Measuring GPU device firmware
Is your feature request related to a problem? Please describe.
I was thinking about buying a new laptop with a GPU and use it with Qubes. But in the https://github.com/Dasharo/dasharo-issues/issues/1087 @marmarek is rightfully concerned that a VM which has control over the GPU could flash the firmware of it.
I was wondering if it would be possible to authenticate the GPU ROM/flash content hash as well.
I assume reading the GPU flash requires a proprietary Nvidia binary. But it could be authenticated as well before it is run.
Describe the solution you'd like
- Add Nvidia flash reader as blob
- On boot:
- authenticate flash reader
- read and hash GPU ROM/flash content
- authenticate hash with TPM
- On failure inform the user about it.
Describe alternatives you've considered
- Measuring the OptionROM (vendor provided driver on the PCI device for UEFI (intro: https://blog.davidv.dev/posts/pcie-option-rom/ and
EFI_DEFERRED_IMAGE_LOAD_PROTOCOLdocs: https://uefi.org/specs/UEFI/2.10/36_User_Identification.html?highlight=efi_deferred_image_load_protocol#deferred-execution)): https://github.com/linuxboot/heads/issues/2004#issuecomment-3362712961 - Trust the authentication the GPU does before it writes it's flash.
- Yolo into it and ignore the security hole.
Additional context
https://github.com/Dasharo/dasharo-issues/issues/1087
On Reddit someone documented how to flash the GPU BIOS:
It doesn't look good, because apparently people use a leaked Nvidia tool called nvflash.
We couldn't use these of course.
But since we just need reading of the GPU flash, and we only need it for one or two cards, could we maybe reverse it and implement our own tool (nvflash bins are stripped though)?
For the purpose of boot integrity, it might be enough to measure just OptionROM (for which standard access method exists) before executing it. This assumes that if OptionROM wants to execute any other code (I'm not sure if that's even the case), it will verify its hash/signature. Not perfect (we've seen a lot of cases when vendor missed signature check...), but should cover majority of cases in practice.
https://github.com/Dasharo/dasharo-issues/issues/1087#issuecomment-2634678043 is another idea how to verify it
it might be enough to measure just OptionROM
Just caught up with the suggestions in https://github.com/Dasharo/dasharo-issues/issues/1087
Also read up about UEFI and OptionROM (it's new to me), but it seems like my casual idea of a nvflash clone wouldn't work anyways. Since the tool relies on reading /dev/mem and I assume the OptionROM code will be responsible to map the GPU flash/ROM to a physical address range?
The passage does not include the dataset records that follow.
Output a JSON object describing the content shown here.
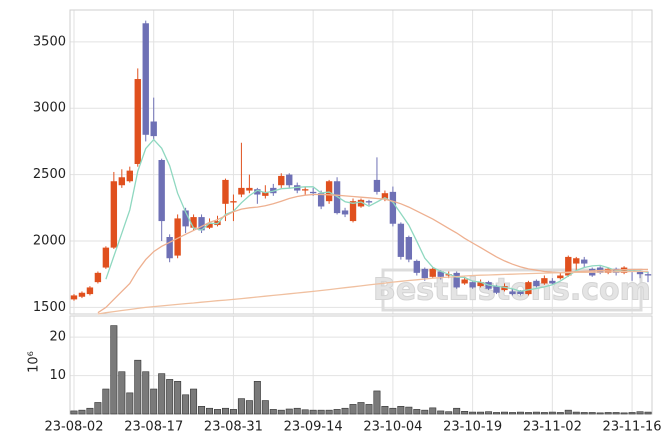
{
  "chart_data": {
    "type": "candlestick",
    "categories": [
      "23-08-02",
      null,
      null,
      null,
      null,
      null,
      null,
      null,
      null,
      null,
      "23-08-17",
      null,
      null,
      null,
      null,
      null,
      null,
      null,
      null,
      null,
      "23-08-31",
      null,
      null,
      null,
      null,
      null,
      null,
      null,
      null,
      null,
      "23-09-14",
      null,
      null,
      null,
      null,
      null,
      null,
      null,
      null,
      null,
      "23-10-04",
      null,
      null,
      null,
      null,
      null,
      null,
      null,
      null,
      null,
      "23-10-19",
      null,
      null,
      null,
      null,
      null,
      null,
      null,
      null,
      null,
      "23-11-02",
      null,
      null,
      null,
      null,
      null,
      null,
      null,
      null,
      null,
      "23-11-16",
      null,
      null
    ],
    "open": [
      1560,
      1580,
      1600,
      1690,
      1800,
      1950,
      2420,
      2450,
      2580,
      3640,
      2900,
      2610,
      2030,
      1890,
      2230,
      2100,
      2180,
      2100,
      2120,
      2280,
      2290,
      2350,
      2380,
      2390,
      2340,
      2400,
      2420,
      2500,
      2420,
      2380,
      2370,
      2360,
      2300,
      2450,
      2230,
      2150,
      2260,
      2300,
      2460,
      2320,
      2370,
      2130,
      2030,
      1850,
      1790,
      1730,
      1770,
      1740,
      1760,
      1680,
      1690,
      1660,
      1690,
      1660,
      1630,
      1620,
      1620,
      1600,
      1700,
      1680,
      1700,
      1720,
      1740,
      1830,
      1860,
      1790,
      1800,
      1760,
      1790,
      1760,
      1780,
      1770,
      1750
    ],
    "high": [
      1600,
      1620,
      1660,
      1770,
      1960,
      2520,
      2540,
      2560,
      3300,
      3660,
      3080,
      2620,
      2050,
      2200,
      2250,
      2200,
      2200,
      2170,
      2190,
      2470,
      2350,
      2740,
      2500,
      2400,
      2420,
      2430,
      2510,
      2510,
      2440,
      2410,
      2400,
      2380,
      2460,
      2480,
      2250,
      2320,
      2320,
      2310,
      2630,
      2380,
      2410,
      2140,
      2040,
      1860,
      1800,
      1800,
      1780,
      1770,
      1770,
      1730,
      1700,
      1710,
      1700,
      1670,
      1680,
      1640,
      1630,
      1700,
      1710,
      1740,
      1720,
      1760,
      1890,
      1880,
      1880,
      1800,
      1810,
      1800,
      1800,
      1810,
      1790,
      1780,
      1770
    ],
    "low": [
      1550,
      1570,
      1590,
      1680,
      1790,
      1940,
      2400,
      2440,
      2560,
      2750,
      2760,
      2000,
      1840,
      1870,
      2060,
      2080,
      2060,
      2090,
      2110,
      2150,
      2150,
      2330,
      2360,
      2280,
      2320,
      2340,
      2400,
      2400,
      2360,
      2350,
      2340,
      2240,
      2280,
      2200,
      2180,
      2140,
      2250,
      2270,
      2350,
      2300,
      2110,
      1860,
      1840,
      1740,
      1700,
      1720,
      1710,
      1720,
      1640,
      1670,
      1640,
      1650,
      1630,
      1600,
      1620,
      1590,
      1590,
      1590,
      1650,
      1670,
      1670,
      1710,
      1730,
      1780,
      1800,
      1730,
      1750,
      1750,
      1740,
      1750,
      1700,
      1720,
      1690
    ],
    "close": [
      1590,
      1610,
      1650,
      1760,
      1950,
      2450,
      2480,
      2530,
      3220,
      2800,
      2790,
      2150,
      1870,
      2170,
      2110,
      2180,
      2080,
      2130,
      2150,
      2460,
      2300,
      2400,
      2400,
      2350,
      2370,
      2360,
      2490,
      2420,
      2380,
      2390,
      2360,
      2260,
      2450,
      2210,
      2200,
      2300,
      2310,
      2290,
      2370,
      2360,
      2130,
      1880,
      1860,
      1760,
      1720,
      1790,
      1730,
      1750,
      1650,
      1710,
      1650,
      1690,
      1640,
      1610,
      1660,
      1600,
      1600,
      1690,
      1660,
      1720,
      1680,
      1740,
      1880,
      1870,
      1830,
      1740,
      1760,
      1790,
      1760,
      1800,
      1770,
      1750,
      1740
    ],
    "volume": [
      0.8,
      1,
      1.5,
      3,
      6.5,
      23,
      11,
      5.5,
      14,
      11,
      6.5,
      10.5,
      9,
      8.5,
      5,
      6.5,
      2,
      1.5,
      1.2,
      1.5,
      1.2,
      4,
      3.5,
      8.5,
      3.5,
      1.2,
      1,
      1.3,
      1.5,
      1.1,
      1,
      1,
      1,
      1.2,
      1.5,
      2.5,
      3,
      2.5,
      6,
      2,
      1.5,
      2,
      1.8,
      1.2,
      1,
      1.6,
      0.8,
      0.6,
      1.5,
      0.7,
      0.5,
      0.5,
      0.6,
      0.4,
      0.5,
      0.4,
      0.5,
      0.4,
      0.5,
      0.4,
      0.5,
      0.4,
      1,
      0.5,
      0.4,
      0.4,
      0.3,
      0.4,
      0.4,
      0.3,
      0.4,
      0.6,
      0.5
    ],
    "up_color": "#e0501e",
    "down_color": "#6e70b5",
    "volume_color": "#7a7a7a",
    "lines": [
      {
        "color": "#8fd8c0",
        "values": [
          null,
          null,
          null,
          null,
          1712,
          1884,
          2058,
          2234,
          2526,
          2696,
          2764,
          2698,
          2566,
          2360,
          2218,
          2096,
          2082,
          2134,
          2130,
          2200,
          2224,
          2288,
          2342,
          2382,
          2364,
          2376,
          2394,
          2398,
          2404,
          2408,
          2408,
          2362,
          2368,
          2334,
          2296,
          2284,
          2294,
          2262,
          2294,
          2326,
          2292,
          2206,
          2120,
          1998,
          1870,
          1802,
          1772,
          1750,
          1728,
          1726,
          1698,
          1690,
          1668,
          1660,
          1650,
          1640,
          1622,
          1632,
          1642,
          1654,
          1670,
          1698,
          1736,
          1778,
          1800,
          1812,
          1816,
          1798,
          1776,
          1770,
          1776,
          1774,
          1764
        ]
      },
      {
        "color": "#eeb090",
        "values": [
          null,
          null,
          null,
          1460,
          1500,
          1560,
          1620,
          1680,
          1780,
          1860,
          1920,
          1960,
          1990,
          2020,
          2050,
          2080,
          2110,
          2140,
          2160,
          2190,
          2220,
          2240,
          2250,
          2255,
          2265,
          2280,
          2300,
          2320,
          2335,
          2345,
          2350,
          2350,
          2348,
          2345,
          2340,
          2335,
          2330,
          2325,
          2320,
          2315,
          2300,
          2280,
          2255,
          2225,
          2195,
          2165,
          2130,
          2095,
          2060,
          2020,
          1985,
          1950,
          1915,
          1880,
          1850,
          1825,
          1805,
          1790,
          1780,
          1770,
          1765,
          1762,
          1765,
          1768,
          1772,
          1775,
          1778,
          1780,
          1782,
          1784,
          1785,
          1786,
          1786
        ]
      },
      {
        "color": "#f0c0a0",
        "values": [
          null,
          null,
          null,
          1450,
          1460,
          1468,
          1476,
          1484,
          1492,
          1500,
          1506,
          1511,
          1517,
          1522,
          1528,
          1533,
          1539,
          1544,
          1550,
          1555,
          1560,
          1566,
          1572,
          1578,
          1584,
          1590,
          1596,
          1602,
          1608,
          1614,
          1620,
          1627,
          1634,
          1641,
          1648,
          1655,
          1662,
          1669,
          1676,
          1683,
          1690,
          1696,
          1702,
          1708,
          1714,
          1720,
          1724,
          1728,
          1732,
          1736,
          1740,
          1742,
          1744,
          1746,
          1748,
          1750,
          1752,
          1754,
          1756,
          1758,
          1760,
          1761,
          1762,
          1763,
          1764,
          1765,
          1766,
          1767,
          1768,
          1769,
          1770,
          1771,
          1772
        ]
      }
    ],
    "xlim": [
      -0.5,
      72.5
    ],
    "ylim": [
      1450,
      3740
    ],
    "yticks": [
      1500,
      2000,
      2500,
      3000,
      3500
    ],
    "volume_ylim": [
      0,
      25.5
    ],
    "volume_yticks": [
      10,
      20
    ],
    "volume_ylabel": "10⁶",
    "grid": true,
    "watermark": "BestListons.com"
  }
}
In any case, OptionROM seems indeed the way forward then. I assume secure boot is measuring it as well? Or does it check also something else?
OptionROM verification would be required anyways. And extending Heads with it would be pretty nice.
It is realms of chainloading seabios+heads since coreboot always tried to get away of dealing with this.
Also see #1792 #1820 #1752 #718
cc @Rot127 @marmarek
Some quick links:
SeaBIOS option rom handling: https://github.com/coreboot/seabios/blob/master/src/optionroms.c and as it looks like it has a validator function we could patch: https://github.com/coreboot/seabios/blob/0026c353eb4e220af29750fcf000d48faf8d4ab3/src/optionroms.c#L70-L87
SeaBIOS TPM driver: https://github.com/coreboot/seabios/blame/master/src/hw/tpm_drivers.h
Also, how would an OptionROM update work btw? Assuming a GPU firmware update patches it, SeaBIOS can reject to load it but has to pass the new hash somehow to Heads, which then updates the TPM if the user allows it? Then reboot so SeaBIOS can execute the OptionROM again?